Da gingen 13 Dorfschaften beinahe Mann für Mann nach Kahla zu dem Prinzen, um Antwort zu erhalten. Das geschah den 17. September IS30. Es hatte auch gute Folgen. Er versprach, das Wildbret und die Mahlsteuer sollten ganz wegkommen. Das wurde auch so.

Den 1. Oktober kam die Mahlsteuer weg und von Oktober bis Neujahr sollen auf dem Revier Klosterlausnitz zwölfhundert Stück Wild geschossen worden sein. Es war aber die Rede, es wäre kaum die Hälfte weggeschossen. Der Weg nach Kahla hatte doch etwas Gutes geschaffen und es wurde auch nicht darüber gerichtet, dass diese Menschen in Kahla gewesen waren.

Aber zwei Bauern aus dem Kahlaischen Amte brachten uns aufs frische in Aufruhr, dass die Fleischsteuer auch vollends wegmüsse. Aus Lippersdorf gingen Friedrich Schumann und Karl Völker nach Naschhausen, die Bauern wurden aber von einem Offizier aus Altenburg zerstreut. Das geschah den 11. Oktober. Den 12. Oktober wurden wir ins Amt gefordert, Schumann, Völker, Gottfried Bauer und ich, Christian Oßwald (war damals 39 Jahre alt und hatte Frau und 7 Kinder), wurden aber ohne Verhör ins Gefängnis gesteckt. Es wurde aber ein jeder allein gesteckt und durften zu uns weder Frau noch Kinder. Das Essen wurde uns zu einem Loche reingesteckt.

Ich kam dadurch mit in Verdacht, weil mein Name mit unter einer Currende (Umlaufschreiben) als Heimbürge geschrieben war, welchen ich aber nicht selbst geschrieben hatte. Dies war nur Arrest. Weil aber die Untersuchung vorüber war, wurde uns ein Reskript (Verfügung) publiziert, das brachte Schumann 4 Jahre Zuchthaus, Völkern 2 Jahre, Bauern l Jahr und mir ein halb Jahr. Aber auf Bitten und Flehen wurde es gemindert, wir wurden nur mit Kriminalgefängnis bestraft.

Unser Schulze (Koch) und der Erdmannsdorfer wurden abgesetzt und jeder mit 14 Tagen Gefängnis bestraft. Von ändern Dörfern waren auch welche eingezogen, zusammen 20 Mann. Zu den Amtskosten musste einer wie der andere bezahlen: 7 Taler und 14 Groschen.
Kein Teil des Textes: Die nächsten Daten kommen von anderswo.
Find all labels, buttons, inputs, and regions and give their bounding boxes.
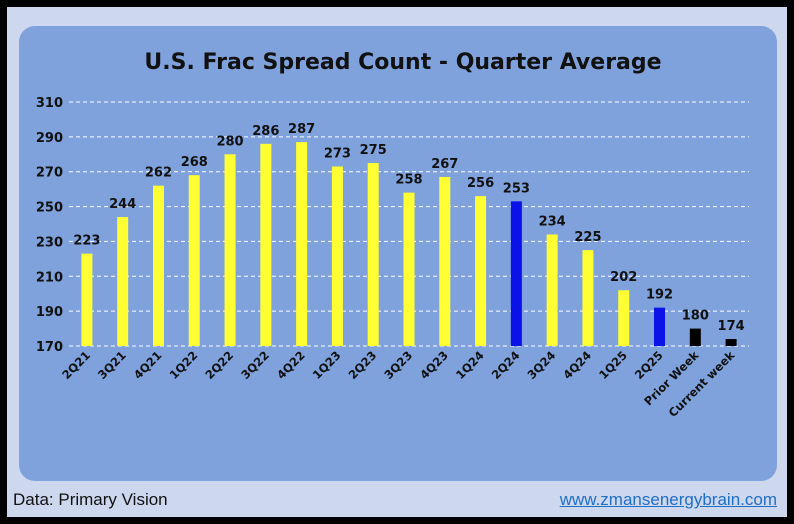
x-tick-label: 4Q23 (417, 348, 451, 382)
y-tick-label: 230 (36, 235, 63, 250)
x-tick-label: 2Q22 (202, 348, 236, 382)
bar-3q24 (546, 234, 558, 346)
x-tick-label: 1Q23 (310, 348, 344, 382)
bar-3q22 (260, 143, 272, 346)
data-label: 225 (574, 230, 601, 245)
data-label: 234 (539, 214, 566, 229)
chart-frame: U.S. Frac Spread Count - Quarter Average… (7, 7, 787, 517)
x-tick-label: 4Q21 (131, 348, 165, 382)
x-tick-label: 2Q24 (489, 348, 523, 382)
bar-1q24 (475, 196, 487, 346)
x-tick-label: 4Q24 (560, 348, 594, 382)
data-label: 258 (395, 173, 422, 188)
bar-4q22 (296, 142, 308, 346)
y-tick-label: 290 (36, 131, 63, 146)
x-tick-label: 1Q22 (167, 348, 201, 382)
bar-4q23 (439, 176, 451, 346)
data-label: 262 (145, 166, 172, 181)
data-label: 174 (718, 319, 745, 334)
y-tick-label: 270 (36, 166, 63, 181)
bar-2q24 (510, 201, 522, 346)
data-label: 253 (503, 181, 530, 196)
x-tick-label: 1Q25 (596, 348, 630, 382)
data-label: 287 (288, 122, 315, 137)
chart-title: U.S. Frac Spread Count - Quarter Average (144, 50, 661, 75)
data-label: 244 (109, 197, 136, 212)
bar-4q24 (582, 250, 594, 346)
y-tick-label: 310 (36, 96, 63, 111)
data-label: 267 (431, 157, 458, 172)
x-tick-label: 4Q22 (274, 348, 308, 382)
bar-1q25 (618, 290, 630, 346)
bar-2q22 (224, 154, 236, 346)
website-link[interactable]: www.zmansenergybrain.com (559, 490, 777, 509)
x-tick-label: 2Q21 (59, 348, 93, 382)
y-tick-label: 170 (36, 340, 63, 355)
bar-1q22 (188, 175, 200, 346)
bar-1q23 (331, 166, 343, 346)
bar-2q25 (654, 307, 666, 346)
data-label: 286 (252, 124, 279, 139)
data-label: 280 (216, 134, 243, 149)
data-source-label: Data: Primary Vision (13, 490, 168, 509)
y-tick-label: 210 (36, 270, 63, 285)
x-tick-label: 3Q23 (381, 348, 415, 382)
x-tick-label: 3Q22 (238, 348, 272, 382)
bar-4q21 (152, 185, 164, 346)
bar-3q21 (117, 217, 129, 346)
bar-prior-week (689, 328, 701, 346)
bar-chart: U.S. Frac Spread Count - Quarter Average… (36, 50, 749, 420)
data-label: 223 (73, 234, 100, 249)
data-label: 256 (467, 176, 494, 191)
x-tick-label: Current week (666, 348, 738, 420)
x-tick-label: 3Q24 (524, 348, 558, 382)
x-tick-label: 2Q23 (346, 348, 380, 382)
data-label: 273 (324, 146, 351, 161)
x-tick-label: 2Q25 (632, 348, 666, 382)
x-tick-label: 1Q24 (453, 348, 487, 382)
y-tick-label: 190 (36, 305, 63, 320)
data-label: 192 (646, 288, 673, 303)
bar-current-week (725, 339, 737, 346)
bar-2q21 (81, 253, 93, 346)
bar-2q23 (367, 163, 379, 346)
x-tick-label: 3Q21 (95, 348, 129, 382)
data-label: 180 (682, 309, 709, 324)
bar-3q23 (403, 192, 415, 346)
data-label: 268 (181, 155, 208, 170)
data-label: 275 (360, 143, 387, 158)
data-label: 202 (610, 270, 637, 285)
y-tick-label: 250 (36, 201, 63, 216)
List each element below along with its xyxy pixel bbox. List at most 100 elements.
Es war aber mit dem Vorbehalt, dass wenn wir wieder Unruhe anstiften, uns noch die Zuchthausstrafe bevorstünde."

So haben die Ereignisse des Weltgeschehens ihre Ausläufer gehabt bis in unser kleines Dorf. Die Linde der Jubelfreud zur Linken und die Linde der Traurigkeit zur Rechten, sind zusammen ein Denkmal, das die Lippersdorfer dem Freiheitswillen gesetzt haben. Das Augsburger Bekenntnis hatte einst Stand halten müssen vor Kaiser, Fürsten und Gewaltigen, und der Kahlaer Revolutionsmarsch der Tälerbauern ist nicht minder ein Zeichen einer freiheitlichen und standhaften Gesinnung.

Aus der „Chronik für Lippersdorf“ von Pfarrer Friedrich Dies (1956)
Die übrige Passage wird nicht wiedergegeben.